Hemos visto como esos personajes que han pasado una vida entera lidiando con sus defectos físicos, con la autoestima decaída, con la moral en el piso; pero pese a eso, y a todas las dificultades propias de la búsqueda de pareja, han logrado que otro ser humano logre valorarlos por lo que son y no necesariamente por ser el reflejo de las revistas de moda, y esa weá es para aplaudirla en una sociedad culiá arrogante, superficial y fatua como la nuestra.

operada

Entonces duele ver como es que en cuanto las weonas se ponen un buen par de tetas, se sacan las estrías, se tijeretean los rollos, se arreglan los dientes y levantan el culo; entonces descubren que el tipo con quien compartían su vida de pronto, ya no es suficiente. Merecen más.

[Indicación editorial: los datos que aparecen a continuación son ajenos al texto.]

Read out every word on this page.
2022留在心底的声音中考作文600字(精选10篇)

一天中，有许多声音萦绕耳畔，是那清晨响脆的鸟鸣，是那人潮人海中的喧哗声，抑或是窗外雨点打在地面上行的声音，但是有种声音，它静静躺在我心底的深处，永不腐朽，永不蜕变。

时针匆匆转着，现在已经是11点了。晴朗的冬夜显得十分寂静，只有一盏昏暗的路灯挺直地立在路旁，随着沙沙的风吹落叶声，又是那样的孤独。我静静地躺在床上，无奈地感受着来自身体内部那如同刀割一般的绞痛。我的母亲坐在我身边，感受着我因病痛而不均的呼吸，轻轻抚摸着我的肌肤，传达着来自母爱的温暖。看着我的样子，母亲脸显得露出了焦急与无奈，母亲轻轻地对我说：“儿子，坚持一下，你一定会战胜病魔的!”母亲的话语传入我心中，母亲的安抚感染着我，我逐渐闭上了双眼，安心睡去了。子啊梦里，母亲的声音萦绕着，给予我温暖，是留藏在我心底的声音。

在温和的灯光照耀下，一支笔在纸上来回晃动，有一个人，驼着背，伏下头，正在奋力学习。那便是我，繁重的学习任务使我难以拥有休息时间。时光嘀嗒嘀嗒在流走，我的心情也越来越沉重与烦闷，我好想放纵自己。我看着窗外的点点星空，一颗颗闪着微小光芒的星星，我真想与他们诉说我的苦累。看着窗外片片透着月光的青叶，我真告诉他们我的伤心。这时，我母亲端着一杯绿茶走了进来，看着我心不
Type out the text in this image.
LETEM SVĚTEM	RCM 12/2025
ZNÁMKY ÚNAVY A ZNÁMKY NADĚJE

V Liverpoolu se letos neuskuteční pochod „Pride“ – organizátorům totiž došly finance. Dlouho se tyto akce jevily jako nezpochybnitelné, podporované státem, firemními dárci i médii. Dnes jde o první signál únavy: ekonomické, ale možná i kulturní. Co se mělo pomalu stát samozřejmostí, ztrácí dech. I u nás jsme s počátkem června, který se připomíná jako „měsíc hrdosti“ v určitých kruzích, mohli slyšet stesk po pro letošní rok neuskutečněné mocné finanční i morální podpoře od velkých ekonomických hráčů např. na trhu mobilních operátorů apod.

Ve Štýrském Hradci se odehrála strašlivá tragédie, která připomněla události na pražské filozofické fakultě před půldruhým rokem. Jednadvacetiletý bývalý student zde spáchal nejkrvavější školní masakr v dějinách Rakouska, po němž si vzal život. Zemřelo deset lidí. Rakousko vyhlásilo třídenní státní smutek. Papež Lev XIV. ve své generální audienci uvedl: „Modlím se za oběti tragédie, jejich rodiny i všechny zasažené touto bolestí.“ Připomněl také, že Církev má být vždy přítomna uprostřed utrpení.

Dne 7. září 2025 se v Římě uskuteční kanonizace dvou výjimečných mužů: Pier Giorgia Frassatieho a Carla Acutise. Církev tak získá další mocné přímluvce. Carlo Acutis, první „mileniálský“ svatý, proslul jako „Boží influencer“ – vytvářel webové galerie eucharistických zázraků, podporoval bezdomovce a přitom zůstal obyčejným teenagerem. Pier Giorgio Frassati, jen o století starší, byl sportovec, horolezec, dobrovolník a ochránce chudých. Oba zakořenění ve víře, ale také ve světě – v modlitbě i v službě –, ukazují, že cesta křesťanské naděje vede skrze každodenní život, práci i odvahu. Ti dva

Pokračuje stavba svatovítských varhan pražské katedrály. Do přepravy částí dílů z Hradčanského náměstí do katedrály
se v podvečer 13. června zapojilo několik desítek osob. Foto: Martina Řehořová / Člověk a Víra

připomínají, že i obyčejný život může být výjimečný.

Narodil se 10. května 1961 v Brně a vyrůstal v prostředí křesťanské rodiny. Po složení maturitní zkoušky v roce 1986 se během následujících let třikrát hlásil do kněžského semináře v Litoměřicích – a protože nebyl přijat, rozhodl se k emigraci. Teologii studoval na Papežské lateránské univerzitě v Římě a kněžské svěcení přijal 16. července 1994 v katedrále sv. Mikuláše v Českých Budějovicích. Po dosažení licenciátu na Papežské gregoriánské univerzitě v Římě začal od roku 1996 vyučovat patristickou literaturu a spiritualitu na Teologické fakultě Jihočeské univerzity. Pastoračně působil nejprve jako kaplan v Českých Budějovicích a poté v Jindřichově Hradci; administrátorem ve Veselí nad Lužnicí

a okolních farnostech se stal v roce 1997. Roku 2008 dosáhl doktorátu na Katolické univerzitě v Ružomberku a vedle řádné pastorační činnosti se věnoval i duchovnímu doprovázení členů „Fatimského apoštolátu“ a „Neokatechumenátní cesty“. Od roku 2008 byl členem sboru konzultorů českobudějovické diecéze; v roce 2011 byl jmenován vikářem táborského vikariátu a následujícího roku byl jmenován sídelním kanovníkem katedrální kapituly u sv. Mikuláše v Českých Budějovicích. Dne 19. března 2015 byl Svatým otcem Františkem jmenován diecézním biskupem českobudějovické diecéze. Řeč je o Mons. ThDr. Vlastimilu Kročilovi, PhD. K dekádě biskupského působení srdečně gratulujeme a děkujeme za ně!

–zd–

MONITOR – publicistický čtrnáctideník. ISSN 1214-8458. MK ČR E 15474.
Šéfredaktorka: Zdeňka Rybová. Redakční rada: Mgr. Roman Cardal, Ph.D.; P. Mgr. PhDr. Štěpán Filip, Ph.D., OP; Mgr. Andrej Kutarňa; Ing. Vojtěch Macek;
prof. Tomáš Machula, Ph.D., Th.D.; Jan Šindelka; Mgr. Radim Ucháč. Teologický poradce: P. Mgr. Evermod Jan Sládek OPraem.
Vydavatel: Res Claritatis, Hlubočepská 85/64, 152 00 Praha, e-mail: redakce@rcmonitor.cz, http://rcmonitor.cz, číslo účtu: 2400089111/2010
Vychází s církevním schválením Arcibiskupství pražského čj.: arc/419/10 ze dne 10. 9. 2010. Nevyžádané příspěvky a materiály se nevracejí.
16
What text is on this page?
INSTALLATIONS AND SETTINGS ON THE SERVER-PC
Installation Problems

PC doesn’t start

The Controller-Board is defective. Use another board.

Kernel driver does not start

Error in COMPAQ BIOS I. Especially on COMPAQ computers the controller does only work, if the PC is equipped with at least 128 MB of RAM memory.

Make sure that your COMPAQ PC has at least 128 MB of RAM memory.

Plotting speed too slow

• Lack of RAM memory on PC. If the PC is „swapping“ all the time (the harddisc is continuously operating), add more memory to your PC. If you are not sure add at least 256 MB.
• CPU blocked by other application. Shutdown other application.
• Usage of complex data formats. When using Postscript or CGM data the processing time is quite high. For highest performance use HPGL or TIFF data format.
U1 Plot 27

Pa matarlas. Yeguas de mierda insensibles incapaces de reconocer que esos weones, posiblemente feos también, fueron capaces de encontrar sus maravillas internas y que no es justo que cuando logran ser atractivas para el mundo, las guachas malcriadas entonces creen que ahora pueden encontrar un partido mejor que combine poéticamente con su nueva tenida de marca y su brushing de peluquería de TV. Lo disfrazan de tiempo, de tiempo para adecuarse al cambio, de ajuste de lo que será su nueva vida; pero no dicen en voz alta que en realidad lo que esperan es que su nueva imagen atraiga lo que ellas siempre quisieron, o mejor aún, lo que ellas siempre merecieron. Porque claro, el weón loser, nerd y espinilludo ya no es suficiente para la fea renovada, para la ex gordita simpática que se transforma en la operada hija de puta que abandona en el exilio emocional al perdedor que la amaba cuando ella aún era la feíta de siempre; no le otorga valor al feo enamorado que se la comía con la luz prendida cuando nadie más se la quería servir. Eso no se hace, señoras.

Ni por más tetas nuevas que tengas, ni por menos rollos que luzcas, ni por más dentadura completa que ostentes.  Ese feo sin gracia te sacaba a pasear en la calle de la mano cuando ni tú querías mirarte al espejo; y tú ahora te transformas en la idiota discriminadora de feos que siempre odiaste y que te hizo la mujer insegura en la que te convertiste, y que sin importar tus tetas nuevas, seguirás siendo.